SEOUL: Round-up of South Korean financial markets:
** South Korean shares closed at a record high on Friday and posted a sixth straight weekly gain, as they tracked Wall Street's gains on upbeat jobs data and US infrastructure deal. The won strengthened and the benchmark bond yield rose.
** The KOSPI closed up 16.74 points, or 0.51%, at 3,302.84, extending gains to a fourth straight session.
** The Nasdaq and the S&P 500 indexes closed at record highs on Thursday, after US President Joe Biden embraced a bipartisan Senate infrastructure deal that is expected to extend the recovery in the world's largest economy.
** For the week, it gained 1.07%, the sharpest in three weeks and following a 0.57% gain a week earlier.

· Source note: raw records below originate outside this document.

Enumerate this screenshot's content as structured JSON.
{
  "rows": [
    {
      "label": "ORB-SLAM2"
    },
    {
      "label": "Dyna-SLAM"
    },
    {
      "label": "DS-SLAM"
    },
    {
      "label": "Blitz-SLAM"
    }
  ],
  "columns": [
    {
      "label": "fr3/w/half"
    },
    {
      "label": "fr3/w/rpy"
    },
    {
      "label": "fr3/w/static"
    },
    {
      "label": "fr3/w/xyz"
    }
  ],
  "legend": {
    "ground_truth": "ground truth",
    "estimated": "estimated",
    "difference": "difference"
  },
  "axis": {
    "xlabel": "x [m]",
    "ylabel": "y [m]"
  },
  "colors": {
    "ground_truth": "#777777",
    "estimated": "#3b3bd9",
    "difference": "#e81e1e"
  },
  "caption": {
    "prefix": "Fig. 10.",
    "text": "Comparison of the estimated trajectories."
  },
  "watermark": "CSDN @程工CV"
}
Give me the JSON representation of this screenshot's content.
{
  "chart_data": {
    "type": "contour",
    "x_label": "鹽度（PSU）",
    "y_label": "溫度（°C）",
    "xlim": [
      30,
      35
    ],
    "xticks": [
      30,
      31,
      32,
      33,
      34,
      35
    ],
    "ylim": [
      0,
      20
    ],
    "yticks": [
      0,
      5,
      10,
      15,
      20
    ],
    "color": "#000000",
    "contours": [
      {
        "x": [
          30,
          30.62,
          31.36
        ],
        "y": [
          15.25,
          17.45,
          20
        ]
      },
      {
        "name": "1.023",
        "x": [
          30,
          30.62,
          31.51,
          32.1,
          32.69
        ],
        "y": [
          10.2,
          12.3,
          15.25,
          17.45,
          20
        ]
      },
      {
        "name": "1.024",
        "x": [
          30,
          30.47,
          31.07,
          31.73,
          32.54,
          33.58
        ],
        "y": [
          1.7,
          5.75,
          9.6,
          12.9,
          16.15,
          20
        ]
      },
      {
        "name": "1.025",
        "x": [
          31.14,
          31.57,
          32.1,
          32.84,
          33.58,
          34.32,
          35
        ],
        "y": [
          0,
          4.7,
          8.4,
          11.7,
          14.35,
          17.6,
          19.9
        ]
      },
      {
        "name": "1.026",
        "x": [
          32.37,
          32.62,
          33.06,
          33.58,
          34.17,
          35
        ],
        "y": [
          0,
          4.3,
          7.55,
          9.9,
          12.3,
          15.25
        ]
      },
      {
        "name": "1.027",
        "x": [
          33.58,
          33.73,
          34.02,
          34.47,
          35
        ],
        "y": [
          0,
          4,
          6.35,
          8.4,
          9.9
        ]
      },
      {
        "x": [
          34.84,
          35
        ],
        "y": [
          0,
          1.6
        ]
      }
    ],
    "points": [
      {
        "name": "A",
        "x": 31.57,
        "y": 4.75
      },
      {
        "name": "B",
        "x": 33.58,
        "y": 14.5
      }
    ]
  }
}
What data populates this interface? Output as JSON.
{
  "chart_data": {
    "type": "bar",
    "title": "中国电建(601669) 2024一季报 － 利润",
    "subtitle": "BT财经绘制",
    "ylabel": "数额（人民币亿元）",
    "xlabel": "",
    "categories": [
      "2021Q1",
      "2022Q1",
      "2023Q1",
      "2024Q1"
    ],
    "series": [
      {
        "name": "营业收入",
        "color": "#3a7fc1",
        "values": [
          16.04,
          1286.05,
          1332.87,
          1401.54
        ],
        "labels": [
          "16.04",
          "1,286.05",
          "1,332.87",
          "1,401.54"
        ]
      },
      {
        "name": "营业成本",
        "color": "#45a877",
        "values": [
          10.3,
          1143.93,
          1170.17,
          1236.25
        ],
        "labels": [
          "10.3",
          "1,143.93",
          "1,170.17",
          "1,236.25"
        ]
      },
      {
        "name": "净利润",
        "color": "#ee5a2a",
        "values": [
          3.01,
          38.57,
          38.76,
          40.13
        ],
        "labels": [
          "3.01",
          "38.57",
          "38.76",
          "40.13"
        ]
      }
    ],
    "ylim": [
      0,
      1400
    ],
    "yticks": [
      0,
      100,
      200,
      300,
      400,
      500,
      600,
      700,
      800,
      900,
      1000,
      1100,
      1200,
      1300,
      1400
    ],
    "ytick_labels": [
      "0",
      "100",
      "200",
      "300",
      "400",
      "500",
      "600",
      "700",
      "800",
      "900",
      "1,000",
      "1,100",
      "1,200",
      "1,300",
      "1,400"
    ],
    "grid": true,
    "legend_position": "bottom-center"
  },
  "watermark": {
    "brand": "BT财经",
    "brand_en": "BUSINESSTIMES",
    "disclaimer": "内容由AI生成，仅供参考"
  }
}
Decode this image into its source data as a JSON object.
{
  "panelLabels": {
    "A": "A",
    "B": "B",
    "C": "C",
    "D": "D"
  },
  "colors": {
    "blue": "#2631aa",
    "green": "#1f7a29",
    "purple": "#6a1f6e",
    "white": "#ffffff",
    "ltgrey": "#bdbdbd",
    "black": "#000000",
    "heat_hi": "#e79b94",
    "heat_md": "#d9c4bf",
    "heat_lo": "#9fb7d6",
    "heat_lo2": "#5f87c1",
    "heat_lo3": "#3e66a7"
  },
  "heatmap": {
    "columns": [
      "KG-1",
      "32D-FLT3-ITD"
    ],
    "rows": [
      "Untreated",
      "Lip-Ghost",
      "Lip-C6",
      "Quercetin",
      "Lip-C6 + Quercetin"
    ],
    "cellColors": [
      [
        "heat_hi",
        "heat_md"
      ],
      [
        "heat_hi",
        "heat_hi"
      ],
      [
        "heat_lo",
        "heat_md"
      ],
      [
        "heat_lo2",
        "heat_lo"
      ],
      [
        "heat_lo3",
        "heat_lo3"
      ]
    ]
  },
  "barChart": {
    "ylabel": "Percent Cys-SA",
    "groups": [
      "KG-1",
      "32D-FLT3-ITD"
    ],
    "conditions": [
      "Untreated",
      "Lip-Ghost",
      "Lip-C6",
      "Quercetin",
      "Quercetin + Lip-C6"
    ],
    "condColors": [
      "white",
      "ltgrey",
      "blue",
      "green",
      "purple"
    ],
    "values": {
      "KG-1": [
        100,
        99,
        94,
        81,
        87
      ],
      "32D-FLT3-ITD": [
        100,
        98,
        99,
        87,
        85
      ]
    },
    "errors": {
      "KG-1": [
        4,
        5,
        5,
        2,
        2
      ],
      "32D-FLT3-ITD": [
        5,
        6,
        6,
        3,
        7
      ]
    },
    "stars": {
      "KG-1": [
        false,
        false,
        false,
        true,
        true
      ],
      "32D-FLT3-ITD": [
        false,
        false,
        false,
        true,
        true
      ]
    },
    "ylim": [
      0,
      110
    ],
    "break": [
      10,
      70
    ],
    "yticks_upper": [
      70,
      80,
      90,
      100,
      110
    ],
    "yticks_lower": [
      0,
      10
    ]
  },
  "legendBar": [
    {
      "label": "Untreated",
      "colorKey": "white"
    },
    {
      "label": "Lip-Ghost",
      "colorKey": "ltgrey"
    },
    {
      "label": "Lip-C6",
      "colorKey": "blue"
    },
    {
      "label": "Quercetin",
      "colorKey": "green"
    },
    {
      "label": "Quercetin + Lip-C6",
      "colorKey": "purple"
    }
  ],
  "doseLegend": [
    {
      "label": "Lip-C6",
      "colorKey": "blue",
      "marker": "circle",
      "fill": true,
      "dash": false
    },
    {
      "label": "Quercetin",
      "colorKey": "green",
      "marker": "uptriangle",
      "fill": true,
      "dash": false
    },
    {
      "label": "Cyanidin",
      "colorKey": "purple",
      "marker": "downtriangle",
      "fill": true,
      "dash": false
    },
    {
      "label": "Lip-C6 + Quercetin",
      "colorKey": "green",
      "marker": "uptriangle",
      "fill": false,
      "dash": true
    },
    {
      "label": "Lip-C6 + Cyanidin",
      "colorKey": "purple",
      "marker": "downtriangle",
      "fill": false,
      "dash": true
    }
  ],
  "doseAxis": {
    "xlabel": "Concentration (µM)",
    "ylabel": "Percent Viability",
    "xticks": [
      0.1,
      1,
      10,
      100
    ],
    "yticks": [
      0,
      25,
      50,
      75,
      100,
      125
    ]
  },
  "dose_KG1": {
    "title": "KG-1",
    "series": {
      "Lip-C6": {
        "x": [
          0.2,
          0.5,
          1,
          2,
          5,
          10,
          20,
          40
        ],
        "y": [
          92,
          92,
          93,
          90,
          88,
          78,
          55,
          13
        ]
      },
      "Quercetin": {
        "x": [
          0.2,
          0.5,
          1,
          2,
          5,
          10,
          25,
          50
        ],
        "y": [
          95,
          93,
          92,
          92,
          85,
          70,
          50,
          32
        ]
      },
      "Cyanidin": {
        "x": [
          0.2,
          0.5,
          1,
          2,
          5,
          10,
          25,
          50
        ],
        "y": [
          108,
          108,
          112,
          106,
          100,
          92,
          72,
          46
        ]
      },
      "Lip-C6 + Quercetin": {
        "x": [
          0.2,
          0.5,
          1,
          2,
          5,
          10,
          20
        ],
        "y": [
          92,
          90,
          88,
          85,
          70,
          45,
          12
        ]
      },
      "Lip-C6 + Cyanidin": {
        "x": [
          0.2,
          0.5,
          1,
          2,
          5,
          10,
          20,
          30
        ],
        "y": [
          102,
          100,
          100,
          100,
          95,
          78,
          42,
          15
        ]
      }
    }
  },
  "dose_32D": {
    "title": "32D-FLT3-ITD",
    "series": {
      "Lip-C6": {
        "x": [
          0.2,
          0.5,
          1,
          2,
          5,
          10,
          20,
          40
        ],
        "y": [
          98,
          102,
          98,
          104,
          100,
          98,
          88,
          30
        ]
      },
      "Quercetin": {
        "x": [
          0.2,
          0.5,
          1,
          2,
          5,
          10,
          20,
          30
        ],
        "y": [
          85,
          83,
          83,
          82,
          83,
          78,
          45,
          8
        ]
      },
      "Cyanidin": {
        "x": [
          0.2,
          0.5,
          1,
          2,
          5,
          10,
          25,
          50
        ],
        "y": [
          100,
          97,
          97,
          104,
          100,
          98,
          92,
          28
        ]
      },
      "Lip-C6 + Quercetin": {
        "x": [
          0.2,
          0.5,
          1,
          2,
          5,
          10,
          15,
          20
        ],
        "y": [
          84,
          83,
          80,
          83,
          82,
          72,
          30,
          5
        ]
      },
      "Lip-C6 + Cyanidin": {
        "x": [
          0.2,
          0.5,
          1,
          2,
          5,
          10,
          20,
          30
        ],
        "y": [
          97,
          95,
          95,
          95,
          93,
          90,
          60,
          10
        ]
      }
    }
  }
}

** Among heavyweights, technology giant Samsung Electronics and SK Hynix rose 0.19% and 1.98%, respectively, while battery maker LG Chem added 0.84%.
** Foreigners were net buyers of 245.7 billion won ($217.95 million) worth of shares on the main board.
** The won ended at 1,127.7 per dollar on the onshore settlement platform, 0.64% higher than its previous close at 1,134.9.
** It rose 0.41% for the week, rebounding from a 1.90% decline in the previous week.
** In offshore trading, the won was quoted at 1,127.8 per dollar, up 0.3% from the previous day, while in non-deliverable forward trading, its one-month contract was quoted at 1,127.8.
** In money and debt markets, September futures on three-year treasury bonds fell 0.16 points to 109.98.
** The most liquid 3-year Korean treasury bond yield rose by 4.4 basis points to 1.428%, while the benchmark 10-year yield rose by 4.9 basis points to 2.106%.